Brief clash leaves 3 police injured, 3 striking workers detained in Cambodia

Source:Xinhua Published: 2013-12-27 13:20:59

A short clash between anti-riot police and striking garment workers at the Phnom Penh Special Economic Zone on Friday morning left three military police officers injured and three workers detained, a spokesman said.

"They blocked the national road in front of the zone and hurled stones at factories," Kheng Tito, spokesman for the National Military Police, told Xinhua after the incident. "These were illegal acts, we have to crack down on them, we could not allow them to cause anarchy and chaos."

He said three of the police officers got wounded on heads by stones and three workers were detained for inquiry."

Since Wednesday, tens of thousands of garment workers in hundreds of factories have walked out of work in protest against the low wage hike for 2014.

Those striking workers have been leading by pro-opposition trade unions and the opposition Cambodia National Rescue Party.

The garment industry, Cambodia's largest foreign currency earner, comprises about 500 factories employing some 510,600 workers. The sector earned 5 billion US dollars in the first eleven months of this year.

The Garment Manufacturers Association of Cambodia (GMAC) on Thursday asked all factories to temporarily stop production operations this week due to concerns over security and safety.

"GMAC executives strongly suggest all members to stop operation for a whole of this week and let the workers stay home," said a GMAC statement sent to its members by e-mail.

"If the workers are working in the factories, some bad elements of the demonstrators will go around and destroy your factories' gates and properties in order to force the workers out to join the demonstration to demand the wage of 160 US dollars," it said. " It is safer if there are no workers in the factories."

The statement said the GMAC is working with the government on how to deal with the situation.

The GMAC statement came after tens of thousands of garment workers in various factories have gone on strike since Wednesday, a day after the government decided to raise a monthly minimum wage for a garment worker to 95 US dollars from April onwards from the current 80 US dollars, but the pro-opposition trade unions said the increase is too low to accept.
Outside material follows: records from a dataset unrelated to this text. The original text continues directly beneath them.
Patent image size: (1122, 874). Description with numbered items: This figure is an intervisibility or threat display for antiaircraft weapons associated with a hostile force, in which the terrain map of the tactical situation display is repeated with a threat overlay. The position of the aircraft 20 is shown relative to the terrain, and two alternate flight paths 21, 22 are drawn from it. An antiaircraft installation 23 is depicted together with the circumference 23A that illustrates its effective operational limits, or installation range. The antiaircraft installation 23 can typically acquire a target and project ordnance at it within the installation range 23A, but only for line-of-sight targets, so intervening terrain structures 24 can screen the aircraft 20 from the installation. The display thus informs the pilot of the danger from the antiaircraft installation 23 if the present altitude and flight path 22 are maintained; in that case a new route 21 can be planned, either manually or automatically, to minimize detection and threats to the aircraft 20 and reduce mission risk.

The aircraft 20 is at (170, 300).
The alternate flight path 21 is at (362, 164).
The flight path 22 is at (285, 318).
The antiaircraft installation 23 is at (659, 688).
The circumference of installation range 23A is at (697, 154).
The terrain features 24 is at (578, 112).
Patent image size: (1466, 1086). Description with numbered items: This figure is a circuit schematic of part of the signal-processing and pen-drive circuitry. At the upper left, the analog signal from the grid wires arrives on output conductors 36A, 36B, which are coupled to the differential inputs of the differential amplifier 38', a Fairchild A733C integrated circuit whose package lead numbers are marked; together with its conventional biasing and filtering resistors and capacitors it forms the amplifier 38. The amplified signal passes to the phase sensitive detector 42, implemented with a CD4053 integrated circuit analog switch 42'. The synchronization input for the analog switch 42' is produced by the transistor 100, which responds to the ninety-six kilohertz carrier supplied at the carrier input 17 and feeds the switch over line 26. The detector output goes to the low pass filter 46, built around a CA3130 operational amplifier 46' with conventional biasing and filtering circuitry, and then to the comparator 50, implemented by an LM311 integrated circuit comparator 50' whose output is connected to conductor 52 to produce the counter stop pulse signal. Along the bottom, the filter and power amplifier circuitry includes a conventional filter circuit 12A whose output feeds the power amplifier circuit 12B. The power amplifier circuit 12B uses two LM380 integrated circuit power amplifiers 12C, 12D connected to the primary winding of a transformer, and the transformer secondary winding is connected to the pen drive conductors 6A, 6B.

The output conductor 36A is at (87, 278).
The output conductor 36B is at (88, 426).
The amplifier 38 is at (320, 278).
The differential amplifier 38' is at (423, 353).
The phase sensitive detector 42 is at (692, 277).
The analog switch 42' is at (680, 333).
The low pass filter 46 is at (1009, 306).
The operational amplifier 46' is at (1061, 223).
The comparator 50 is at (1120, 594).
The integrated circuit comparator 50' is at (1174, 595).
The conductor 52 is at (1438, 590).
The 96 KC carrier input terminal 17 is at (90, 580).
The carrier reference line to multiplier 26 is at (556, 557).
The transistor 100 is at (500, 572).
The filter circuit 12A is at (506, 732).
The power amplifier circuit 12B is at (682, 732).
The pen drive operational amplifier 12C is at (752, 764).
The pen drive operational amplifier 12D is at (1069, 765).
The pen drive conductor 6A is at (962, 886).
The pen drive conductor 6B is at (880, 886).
Sam Rainy, president of the Cambodia National Rescue Party, who has led a new round of daily protests against Prime Minister Hun Sen's government since Dec. 15 following July's disputed election, has incited the striking workers to join his anti-government protests.

On Thursday, he led around 18,000 striking garment workers and anti-government activists through streets in capital Phnom Penh in order to call for Prime Minister Hun Sen to step down and hold a reelection.

"If the Cambodia National Rescue Party comes to power, we will increase the worker's wage to 160 US dollars per month," Sam Rainsy promised to the protesting workers on Thursday.

Defense Minister Tea Banh on Thursday urged all protesters to respect the rights of others and warned to take legal action if they tried to cause social instability.

"According to the nation's constitution, everyone has his/her own rights in politics," he told reporters. "But one must use his/ her rights with the respect for the rights of the others."

"We will not allow anyone to create social unrest," he said.